Mes pleurs redoublent d'intensité au fur et à mesure que le groupe réduit la distance qui nous sépare. Je m'agite dans tous le sens comme une furie dans l'espoir d'échapper à cette soudaine paralysie. Je remue tel un poisson hors de l'eau. Malheureusement, mon corps ne quitte pas ce foutu banc. J'essaie d'appeler ma mère à l'aide mais aucun son ne franchit la barrière de mes lèvres. Elle lit pourtant la détresse sur mon visage mais elle n'agit toujours pas. Son sourire parfait ne quitte pas son visage de poupée.
Elle ne compte pas me sauver. Elle se fiche de mon sort. Il pourrait m'arriver n'importe quoi sans qu'elle ne dise un mot. Je ne compte pas assez à ses yeux pour qu'elle s'intéresse à moi. Le danger qui me guette la laisse indifférente. Elle ne m'aime pas. Voilà pourquoi elle me regarde me débattre sans rien faire. Elle se fout de ce qui pourrait m'arriver. Je pourrais être frappée ou même pire...violée. Ça lui est égal.

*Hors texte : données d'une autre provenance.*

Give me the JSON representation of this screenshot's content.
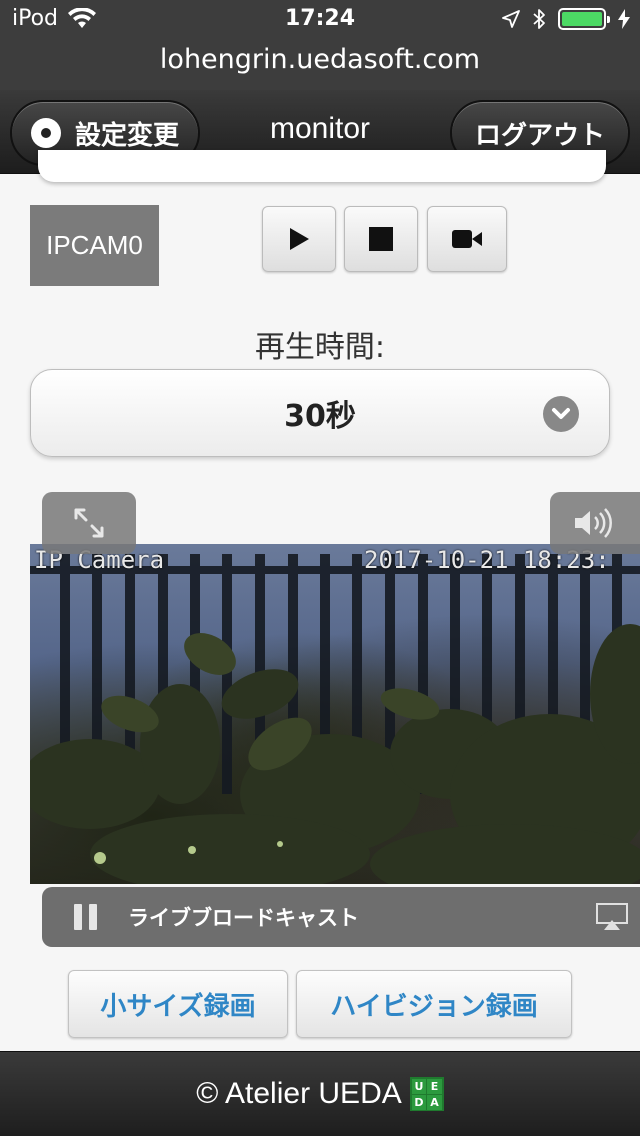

Les quatre garçons se tiennent maintenant devant moi. Ils étirent leurs lèvres en un sourire carnassier et là, je découvre des dents rougis par des litres de sang. Leurs regards sont acérés et leurs dents prêtes à déchirer ma peau comme de la charpie.
Cette fois-ci, je parviens à délier mes cordes vocales. Je hurle de toutes mes forces.

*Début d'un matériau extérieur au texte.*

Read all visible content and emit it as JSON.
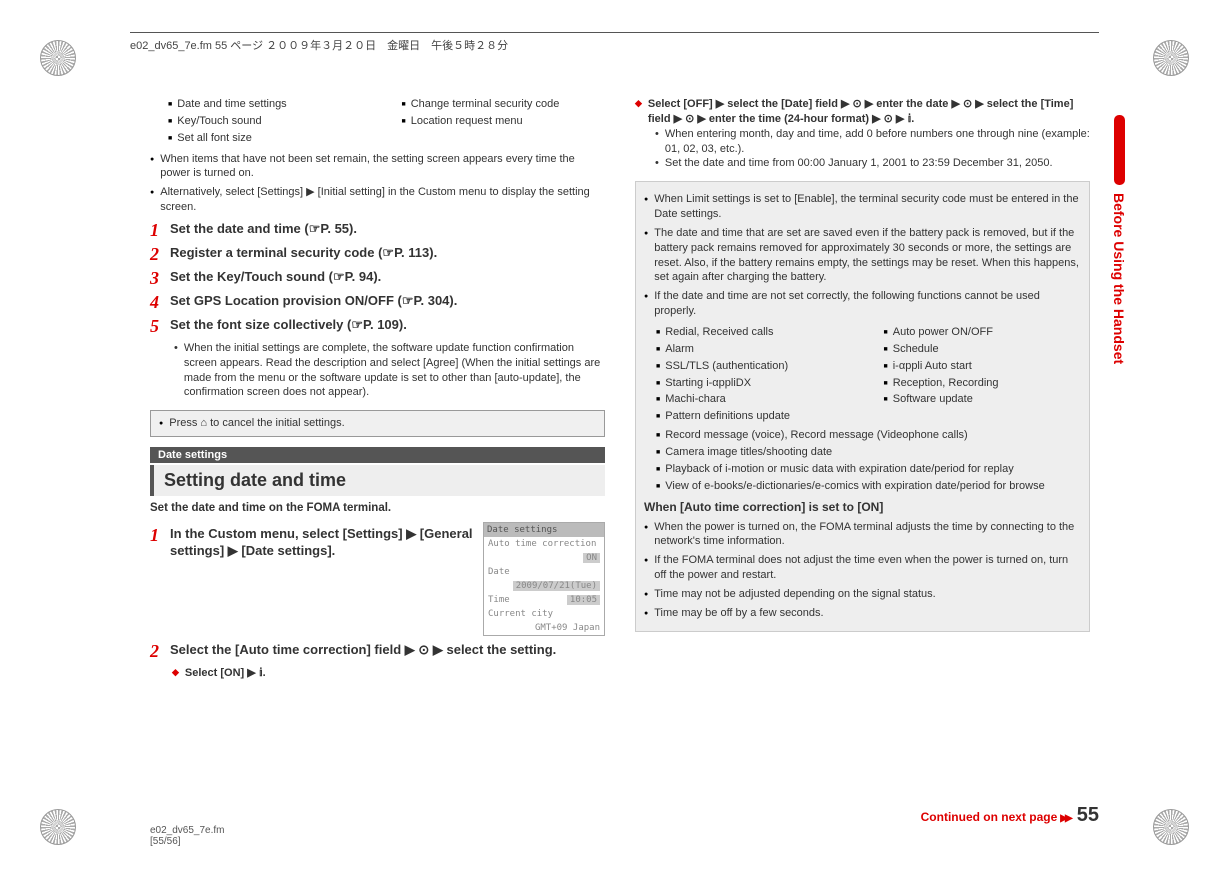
{
  "header": "e02_dv65_7e.fm  55 ページ  ２００９年３月２０日　金曜日　午後５時２８分",
  "sideTab": "Before Using the Handset",
  "footer": {
    "file": "e02_dv65_7e.fm",
    "pos": "[55/56]"
  },
  "continued": "Continued on next page",
  "pageNumber": "55",
  "left": {
    "topSettingsA": [
      "Date and time settings",
      "Key/Touch sound",
      "Set all font size"
    ],
    "topSettingsB": [
      "Change terminal security code",
      "Location request menu"
    ],
    "topDots": [
      "When items that have not been set remain, the setting screen appears every time the power is turned on.",
      "Alternatively, select [Settings] ▶ [Initial setting] in the Custom menu to display the setting screen."
    ],
    "steps": [
      "Set the date and time (☞P. 55).",
      "Register a terminal security code (☞P. 113).",
      "Set the Key/Touch sound (☞P. 94).",
      "Set GPS Location provision ON/OFF (☞P. 304).",
      "Set the font size collectively (☞P. 109)."
    ],
    "stepNote": "When the initial settings are complete, the software update function confirmation screen appears. Read the description and select [Agree] (When the initial settings are made from the menu or the software update is set to other than [auto-update], the confirmation screen does not appear).",
    "noteBox": "Press ⌂ to cancel the initial settings.",
    "subsection": "Date settings",
    "sectionTitle": "Setting date and time",
    "intro": "Set the date and time on the FOMA terminal.",
    "step1": "In the Custom menu, select [Settings] ▶ [General settings] ▶ [Date settings].",
    "step2": "Select the [Auto time correction] field ▶ ⊙ ▶ select the setting.",
    "diamond1": "Select [ON] ▶ 𝕚.",
    "phone": {
      "hdr": "Date settings",
      "rows": [
        {
          "l": "Auto time correction",
          "r": ""
        },
        {
          "l": "",
          "r": "ON"
        },
        {
          "l": "Date",
          "r": ""
        },
        {
          "l": "",
          "r": "2009/07/21(Tue)"
        },
        {
          "l": "Time",
          "r": "10:05"
        },
        {
          "l": "Current city",
          "r": ""
        },
        {
          "l": "",
          "r": "GMT+09 Japan"
        }
      ]
    }
  },
  "right": {
    "diamond2": "Select [OFF] ▶ select the [Date] field ▶ ⊙ ▶ enter the date ▶ ⊙ ▶ select the [Time] field ▶ ⊙ ▶ enter the time (24-hour format) ▶ ⊙ ▶ 𝕚.",
    "diamond2subs": [
      "When entering month, day and time, add 0 before numbers one through nine (example: 01, 02, 03, etc.).",
      "Set the date and time from 00:00 January 1, 2001 to 23:59 December 31, 2050."
    ],
    "grayDots": [
      "When Limit settings is set to [Enable], the terminal security code must be entered in the Date settings.",
      "The date and time that are set are saved even if the battery pack is removed, but if the battery pack remains removed for approximately 30 seconds or more, the settings are reset. Also, if the battery remains empty, the settings may be reset. When this happens, set again after charging the battery.",
      "If the date and time are not set correctly, the following functions cannot be used properly."
    ],
    "funcA": [
      "Redial, Received calls",
      "Alarm",
      "SSL/TLS (authentication)",
      "Starting i-αppliDX",
      "Machi-chara",
      "Pattern definitions update"
    ],
    "funcB": [
      "Auto power ON/OFF",
      "Schedule",
      "i-αppli Auto start",
      "Reception, Recording",
      "Software update"
    ],
    "funcFull": [
      "Record message (voice), Record message (Videophone calls)",
      "Camera image titles/shooting date",
      "Playback of i-motion or music data with expiration date/period for replay",
      "View of e-books/e-dictionaries/e-comics with expiration date/period for browse"
    ],
    "autoHead": "When [Auto time correction] is set to [ON]",
    "autoDots": [
      "When the power is turned on, the FOMA terminal adjusts the time by connecting to the network's time information.",
      "If the FOMA terminal does not adjust the time even when the power is turned on, turn off the power and restart.",
      "Time may not be adjusted depending on the signal status.",
      "Time may be off by a few seconds."
    ]
  }
}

-Emery ! Emery, réveille-toi.
On me bouscule frénétiquement.
J'ouvre les yeux et me redresse brusquement en bondissant alors que mon souffle est si court que j'en suis essoufflée.
-Qu'est-ce que...
-Tu faisais un cauchemar, entends-je à ma droite.
Je me tourne vers cette voix enrouée par le sommeil et tombe nez-à-nez avec Cameron.
-Tu vas bien ? me demande-t-il.
Malgré l'obscurité qui règne, je vois l'inquiétude se refléter dans le fond de ses yeux.
-Euh...je...
-Tu n'arrêtais pas de t'agiter en gémissant. Tu m'as fait peur.
-Désolé. Je ne voulais pas...
Un profond soupir sort directement du plus profond de ma cage thoracique. Je passe une main sur mon front trempé de sueur. Mes muscles sont douloureux. Ils me font mal d'avoir sûrement été trop crispés. J'ai besoin de quelques minutes pour reprendre mes esprits et retrouver un rythme cardiaque normal. Je ne fais que réaliser que tout ça n'était qu'un cauchemar.
-Ça avait l'air si réel, murmure-je presque pour moi-même.
-Tu me veux me raconter ?
Je plante mon regard dans le sien bien que l'obscurité m'empêche de voir distinctement son beau visage. Je perçois néanmoins toujours cette lueur inquiète dans son regard. Ce n'est qu'une sensation furtive mais je l'ai bien vu. Ça, c'était bien réel.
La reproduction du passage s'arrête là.